天竺牡丹の囁き(1/3)


 午前8時より少しだけ早いこの時間の正十字学園駅は、ラッシュが落ち着き始めているとはいえ未だ利用客で混雑している。
 雑踏を潜り抜けて集合場所の改札前を目指せば、既にほとんどの塾生が揃っていた。まだ来ていないのは雪男くんと燐くんの2人だけのようだ。
 昨日のことできっと皆にも心配をかけてしまっただろう。わたしがなるべく明るい声色でおはようと挨拶すると、真っ先に返事をしてくれたのは一番手前にいたしえみちゃんだった。

「名前ちゃん、おはよう。もう大丈夫……?」
「うん、平気。迷惑かけてごめんね」
「迷惑だなんて……!無事でよかったぁ」
「しえみちゃんから聞いたよ。名前ちゃん、昨日は大変だったんだね」
「うん……うん?!朔子ちゃん、どうしてここに……?!」

 いつものように何気なく返答していたけれど、よくよく考えてみるとここにいるはずのない人がいるではないか。
 以前祓魔塾に通っていたとは聞いているけれど、もう辞めているはずだし。思わず目を瞬かせていれば、朔子ちゃんは悲しそうに眉尻を下げて微笑んだ。

「みんなが出雲ちゃんを救けに行ってくれるって聞いたから、お見送りだけでもしたくて」

 そう言って、少し視線を落とした。そうだ、朔子ちゃんと出雲ちゃんは幼馴染みなのだ。おそらくこんな状況は気が気でないのだろう。彼女の内心を思うと胸が締め付けられる。
  ──そしてそれは、廉造くんと幼馴染みの竜士くんや子猫丸くんも同じで。
 ふと改札機の横に立つ2人に目をやった。2人とも考え込むように眉間に皺を寄せて押し黙り、心ここにあらずといった感じだ。
 家族同然の友人があんな風に想定外の行動を取れば、誰だって動揺する。その最中でわたしが気を失って余計な心配をかけてしまったことが本当に申し訳ない。特に竜士くんは夜遅くまでわたしについていてくれたと言うし、どうにか元気付けてあげることはできないだろうか。

「……りゅ」
「皆さん、おはようございます」

 とにかくまずは声をかけようと思ったところで、燐くんと一緒に現れた雪男くんの声に遮られてしまった。
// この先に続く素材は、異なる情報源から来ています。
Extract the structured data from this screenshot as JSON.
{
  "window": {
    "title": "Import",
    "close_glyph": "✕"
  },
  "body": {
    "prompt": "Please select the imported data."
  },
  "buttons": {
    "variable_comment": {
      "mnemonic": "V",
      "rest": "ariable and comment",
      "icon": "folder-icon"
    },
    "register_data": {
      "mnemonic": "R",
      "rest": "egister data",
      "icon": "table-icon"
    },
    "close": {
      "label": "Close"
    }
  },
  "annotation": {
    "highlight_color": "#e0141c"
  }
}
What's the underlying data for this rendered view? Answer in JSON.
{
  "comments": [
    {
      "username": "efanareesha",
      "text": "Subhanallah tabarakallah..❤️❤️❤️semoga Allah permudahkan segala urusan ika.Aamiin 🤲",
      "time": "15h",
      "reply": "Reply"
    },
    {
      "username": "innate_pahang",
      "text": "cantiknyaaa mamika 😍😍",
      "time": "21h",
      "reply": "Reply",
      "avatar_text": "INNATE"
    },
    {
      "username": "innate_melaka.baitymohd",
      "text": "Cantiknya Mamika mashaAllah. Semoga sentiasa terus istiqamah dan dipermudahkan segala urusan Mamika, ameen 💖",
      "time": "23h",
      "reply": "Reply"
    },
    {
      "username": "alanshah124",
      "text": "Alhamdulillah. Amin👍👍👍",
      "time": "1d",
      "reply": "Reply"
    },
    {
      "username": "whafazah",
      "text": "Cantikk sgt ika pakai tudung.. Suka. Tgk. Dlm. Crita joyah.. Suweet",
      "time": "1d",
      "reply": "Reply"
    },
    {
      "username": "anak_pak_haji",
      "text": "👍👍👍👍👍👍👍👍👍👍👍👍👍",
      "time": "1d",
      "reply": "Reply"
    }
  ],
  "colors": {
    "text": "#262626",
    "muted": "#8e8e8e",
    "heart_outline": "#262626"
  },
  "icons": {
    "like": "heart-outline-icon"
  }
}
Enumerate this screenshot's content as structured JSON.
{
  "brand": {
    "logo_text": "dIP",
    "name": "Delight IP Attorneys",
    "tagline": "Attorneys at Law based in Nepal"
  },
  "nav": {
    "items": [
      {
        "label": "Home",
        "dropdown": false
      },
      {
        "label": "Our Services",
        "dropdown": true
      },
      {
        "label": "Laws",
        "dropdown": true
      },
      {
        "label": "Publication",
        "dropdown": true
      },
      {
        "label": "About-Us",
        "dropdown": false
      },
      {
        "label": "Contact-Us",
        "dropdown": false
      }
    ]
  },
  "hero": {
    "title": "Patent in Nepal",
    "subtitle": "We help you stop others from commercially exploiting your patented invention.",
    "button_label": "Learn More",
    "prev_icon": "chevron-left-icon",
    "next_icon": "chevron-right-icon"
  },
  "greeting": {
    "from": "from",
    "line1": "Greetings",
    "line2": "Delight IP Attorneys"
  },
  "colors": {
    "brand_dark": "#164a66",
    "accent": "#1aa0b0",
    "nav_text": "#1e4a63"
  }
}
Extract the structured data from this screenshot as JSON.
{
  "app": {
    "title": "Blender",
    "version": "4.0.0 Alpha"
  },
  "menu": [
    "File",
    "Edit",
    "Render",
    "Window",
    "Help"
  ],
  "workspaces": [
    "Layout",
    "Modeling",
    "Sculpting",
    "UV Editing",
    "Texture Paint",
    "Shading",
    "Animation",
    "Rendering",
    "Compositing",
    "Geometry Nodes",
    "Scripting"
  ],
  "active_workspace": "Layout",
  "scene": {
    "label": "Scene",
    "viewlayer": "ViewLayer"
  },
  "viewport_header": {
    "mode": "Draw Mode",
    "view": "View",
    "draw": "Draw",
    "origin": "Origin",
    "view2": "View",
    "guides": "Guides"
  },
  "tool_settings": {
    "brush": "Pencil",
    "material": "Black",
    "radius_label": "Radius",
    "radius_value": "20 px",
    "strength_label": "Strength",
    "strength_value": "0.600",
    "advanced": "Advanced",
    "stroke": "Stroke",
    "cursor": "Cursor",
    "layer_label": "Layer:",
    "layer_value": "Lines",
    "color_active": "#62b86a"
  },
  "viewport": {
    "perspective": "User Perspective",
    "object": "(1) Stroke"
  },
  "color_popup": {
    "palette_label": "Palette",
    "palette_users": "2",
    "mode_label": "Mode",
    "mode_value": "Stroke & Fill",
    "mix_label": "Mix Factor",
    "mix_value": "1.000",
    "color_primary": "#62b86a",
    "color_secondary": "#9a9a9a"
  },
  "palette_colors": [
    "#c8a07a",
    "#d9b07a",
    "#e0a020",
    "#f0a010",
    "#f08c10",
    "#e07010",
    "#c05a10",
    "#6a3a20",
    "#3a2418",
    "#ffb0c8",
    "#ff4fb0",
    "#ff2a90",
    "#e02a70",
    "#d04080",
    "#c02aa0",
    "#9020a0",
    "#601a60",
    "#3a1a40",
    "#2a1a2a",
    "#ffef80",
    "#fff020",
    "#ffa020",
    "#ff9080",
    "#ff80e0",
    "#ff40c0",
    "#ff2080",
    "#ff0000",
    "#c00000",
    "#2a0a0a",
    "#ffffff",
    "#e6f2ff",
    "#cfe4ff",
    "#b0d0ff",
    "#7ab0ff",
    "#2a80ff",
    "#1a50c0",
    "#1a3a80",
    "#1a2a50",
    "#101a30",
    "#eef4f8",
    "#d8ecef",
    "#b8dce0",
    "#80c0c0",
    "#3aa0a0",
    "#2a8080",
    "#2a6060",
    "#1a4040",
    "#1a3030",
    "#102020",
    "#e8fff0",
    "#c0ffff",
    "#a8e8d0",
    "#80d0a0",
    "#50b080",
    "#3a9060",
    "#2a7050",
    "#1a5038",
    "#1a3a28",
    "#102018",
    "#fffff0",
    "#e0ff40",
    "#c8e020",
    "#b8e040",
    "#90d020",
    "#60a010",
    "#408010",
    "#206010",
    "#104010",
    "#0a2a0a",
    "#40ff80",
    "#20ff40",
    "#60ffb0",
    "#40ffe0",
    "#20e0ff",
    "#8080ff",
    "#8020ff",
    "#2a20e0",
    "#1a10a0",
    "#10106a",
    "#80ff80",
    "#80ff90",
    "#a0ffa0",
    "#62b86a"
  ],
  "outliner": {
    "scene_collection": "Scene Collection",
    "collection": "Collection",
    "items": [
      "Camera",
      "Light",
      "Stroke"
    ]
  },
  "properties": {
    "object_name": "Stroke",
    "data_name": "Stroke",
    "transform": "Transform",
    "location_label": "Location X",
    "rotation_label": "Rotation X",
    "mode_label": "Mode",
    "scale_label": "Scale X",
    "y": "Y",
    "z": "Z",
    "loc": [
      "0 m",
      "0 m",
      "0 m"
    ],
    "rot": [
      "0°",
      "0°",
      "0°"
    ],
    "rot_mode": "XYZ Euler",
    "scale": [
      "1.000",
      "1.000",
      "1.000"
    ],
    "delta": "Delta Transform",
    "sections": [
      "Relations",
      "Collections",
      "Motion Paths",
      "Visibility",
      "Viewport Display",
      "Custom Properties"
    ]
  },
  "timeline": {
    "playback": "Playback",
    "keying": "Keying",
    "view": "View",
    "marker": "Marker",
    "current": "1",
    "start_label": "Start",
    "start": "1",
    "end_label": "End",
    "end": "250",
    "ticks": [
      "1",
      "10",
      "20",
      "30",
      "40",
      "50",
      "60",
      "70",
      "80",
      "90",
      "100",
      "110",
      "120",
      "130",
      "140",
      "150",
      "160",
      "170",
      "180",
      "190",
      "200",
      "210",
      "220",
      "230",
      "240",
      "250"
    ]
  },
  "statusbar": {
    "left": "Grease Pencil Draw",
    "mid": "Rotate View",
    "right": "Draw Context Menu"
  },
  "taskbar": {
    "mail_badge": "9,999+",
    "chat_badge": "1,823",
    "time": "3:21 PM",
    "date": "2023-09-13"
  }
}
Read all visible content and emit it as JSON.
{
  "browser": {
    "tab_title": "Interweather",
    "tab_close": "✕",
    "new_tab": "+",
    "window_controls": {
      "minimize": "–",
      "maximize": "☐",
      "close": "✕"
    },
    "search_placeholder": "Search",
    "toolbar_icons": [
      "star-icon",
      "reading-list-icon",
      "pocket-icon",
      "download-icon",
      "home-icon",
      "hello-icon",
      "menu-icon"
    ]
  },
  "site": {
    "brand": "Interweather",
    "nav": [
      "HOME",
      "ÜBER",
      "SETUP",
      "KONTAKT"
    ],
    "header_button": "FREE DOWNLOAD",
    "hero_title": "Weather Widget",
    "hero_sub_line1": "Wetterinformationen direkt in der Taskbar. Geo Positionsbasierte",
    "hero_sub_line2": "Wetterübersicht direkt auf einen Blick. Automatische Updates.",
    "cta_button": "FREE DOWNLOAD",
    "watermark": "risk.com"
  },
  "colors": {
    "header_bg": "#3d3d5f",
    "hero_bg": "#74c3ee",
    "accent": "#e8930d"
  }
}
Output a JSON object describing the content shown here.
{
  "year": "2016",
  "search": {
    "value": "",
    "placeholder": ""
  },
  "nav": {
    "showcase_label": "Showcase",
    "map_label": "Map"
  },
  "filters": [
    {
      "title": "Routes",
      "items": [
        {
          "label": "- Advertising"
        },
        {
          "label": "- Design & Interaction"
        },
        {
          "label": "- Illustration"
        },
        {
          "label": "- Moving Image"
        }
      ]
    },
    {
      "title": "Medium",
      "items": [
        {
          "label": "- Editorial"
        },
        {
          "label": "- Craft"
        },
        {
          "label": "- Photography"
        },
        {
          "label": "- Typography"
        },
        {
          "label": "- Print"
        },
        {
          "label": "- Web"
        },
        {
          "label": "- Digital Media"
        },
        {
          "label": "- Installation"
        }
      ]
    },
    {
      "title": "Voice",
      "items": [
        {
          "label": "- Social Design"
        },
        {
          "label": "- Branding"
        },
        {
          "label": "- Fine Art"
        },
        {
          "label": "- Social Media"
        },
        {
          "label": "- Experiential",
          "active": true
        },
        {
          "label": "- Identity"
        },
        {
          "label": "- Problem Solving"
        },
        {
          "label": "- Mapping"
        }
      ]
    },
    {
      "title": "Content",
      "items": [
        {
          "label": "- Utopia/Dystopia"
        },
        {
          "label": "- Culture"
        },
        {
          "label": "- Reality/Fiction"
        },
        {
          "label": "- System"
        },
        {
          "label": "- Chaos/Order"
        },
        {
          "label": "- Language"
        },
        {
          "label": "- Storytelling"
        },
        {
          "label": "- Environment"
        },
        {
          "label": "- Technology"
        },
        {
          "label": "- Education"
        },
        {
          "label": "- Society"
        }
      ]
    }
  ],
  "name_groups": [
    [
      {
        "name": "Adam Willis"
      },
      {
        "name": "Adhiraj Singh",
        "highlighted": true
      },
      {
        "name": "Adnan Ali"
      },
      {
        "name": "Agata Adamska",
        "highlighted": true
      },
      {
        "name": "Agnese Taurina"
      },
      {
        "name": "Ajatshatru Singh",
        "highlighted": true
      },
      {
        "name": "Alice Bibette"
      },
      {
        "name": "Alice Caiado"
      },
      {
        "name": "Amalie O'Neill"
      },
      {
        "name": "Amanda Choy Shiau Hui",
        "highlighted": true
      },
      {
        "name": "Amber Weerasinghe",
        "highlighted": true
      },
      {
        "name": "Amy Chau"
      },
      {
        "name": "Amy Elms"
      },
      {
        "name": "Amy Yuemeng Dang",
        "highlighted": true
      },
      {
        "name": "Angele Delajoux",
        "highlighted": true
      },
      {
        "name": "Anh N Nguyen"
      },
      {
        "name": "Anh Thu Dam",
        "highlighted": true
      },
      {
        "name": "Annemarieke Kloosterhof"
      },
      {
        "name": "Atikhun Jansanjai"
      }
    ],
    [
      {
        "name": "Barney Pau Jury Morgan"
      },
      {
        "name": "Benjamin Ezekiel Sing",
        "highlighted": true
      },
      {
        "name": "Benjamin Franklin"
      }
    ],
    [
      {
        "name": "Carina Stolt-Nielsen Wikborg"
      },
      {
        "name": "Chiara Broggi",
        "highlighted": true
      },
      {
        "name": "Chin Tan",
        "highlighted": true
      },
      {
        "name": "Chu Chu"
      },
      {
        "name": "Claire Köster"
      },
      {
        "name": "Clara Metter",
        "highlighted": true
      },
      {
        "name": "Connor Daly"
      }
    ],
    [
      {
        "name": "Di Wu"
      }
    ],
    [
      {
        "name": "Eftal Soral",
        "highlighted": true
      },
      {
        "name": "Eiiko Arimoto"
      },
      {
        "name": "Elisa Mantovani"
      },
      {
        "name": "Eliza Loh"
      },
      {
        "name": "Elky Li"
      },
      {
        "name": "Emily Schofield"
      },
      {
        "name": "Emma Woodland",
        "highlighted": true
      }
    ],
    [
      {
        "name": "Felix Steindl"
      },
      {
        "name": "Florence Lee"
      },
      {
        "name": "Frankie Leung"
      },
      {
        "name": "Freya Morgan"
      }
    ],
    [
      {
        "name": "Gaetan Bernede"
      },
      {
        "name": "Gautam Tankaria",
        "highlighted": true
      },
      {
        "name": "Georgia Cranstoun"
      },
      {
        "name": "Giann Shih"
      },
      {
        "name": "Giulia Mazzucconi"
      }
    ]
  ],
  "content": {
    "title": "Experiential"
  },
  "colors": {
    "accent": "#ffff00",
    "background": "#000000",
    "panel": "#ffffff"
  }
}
「早速ですが、人数分の切符を購入してきました。次の電車に乗りますので、すぐにホームに行きましょう」

 そう伝えながらテキパキとそれぞれに切符を手渡し、皆受け取り次第改札を通り抜けた。
 最後に燐くんが改札機に通した切符を手に取ったところで、ふと朔子ちゃんがその手前で不安げに口を開いた。

「私には何も出来ないけど、みんな……気をつけてね」
「ああ、まかせろ!」

 力強く返事をした燐くんが大きく手をあげ、皆ホームに向かって歩き始めた。朔子ちゃんがしえみちゃんに何か話しているのを横目で見ながら、わたしは先を歩く竜士くんの元へ駆け寄った。

「竜士くん!」

 声をかけると、竜士くんはやはり思い詰めたように眉根を寄せて覇気のない表情をしたままだったけれど、わたしに合わせて歩幅を緩めてくれた。

「えっと……昨日、心配かけちゃってごめんね」
「いや……なんともあらへんくてよかったわ」

 そう言って少しの傷みを残しつつも柔和に微笑んだ竜士くんの瞳が優しくて、ぎゅうと胸が苦しくなった。
 こんなにも優しい竜士くんだから、きっと廉造くんの変化にどうして気が付けなかったのかだとか、幼馴染みなのにだとか、すごく思い悩んでいるはずだ。竜士くんは少しも悪くないのに。
 わたしがゴーストだった頃、両親が恋しくて泣いた日のことを思い出す。竜士くんに慰めてもらって、わたしは彼を居場所にしてもいいのだと、なんとか気持ちを落ち着けることができたのだ。
 あの日みたいに、僅かでも竜士くんの胸の痛みをわたしが取り除いてあげることができたなら。

「……あの、竜士くん」
「すまん、名前」
「へ?」
「ちょっとだけ1人にしてもろてええか」

 目も合わせずに早足で先へ行く竜士くんを見つめ、わたしは足を止めた。

「あ……うん、わかった」

 小さく呟いた言葉が竜士くんに届いたかはわからないけれど、別に届かなくてもいいのかとすぐに思い直した。
 じわじわと顔に熱がのぼっていくのを感じる。竜士くんにしてもらったみたいにわたしも彼の支えになれればなんて、自分1人で息巻いて恥ずかしい。身体中が熱く火照るのに、指先だけがいやに冷えて心地悪かった。
 当たり前だ。竜士くんは今、廉造くんのことで一杯一杯なのだ。そっとしておいてほしい時だってあるに決まってる。
 だから仕方のないことだときちんと頭では理解しているのに痛む胸が自身の身勝手さを象徴しているようで、ひどく不快だった。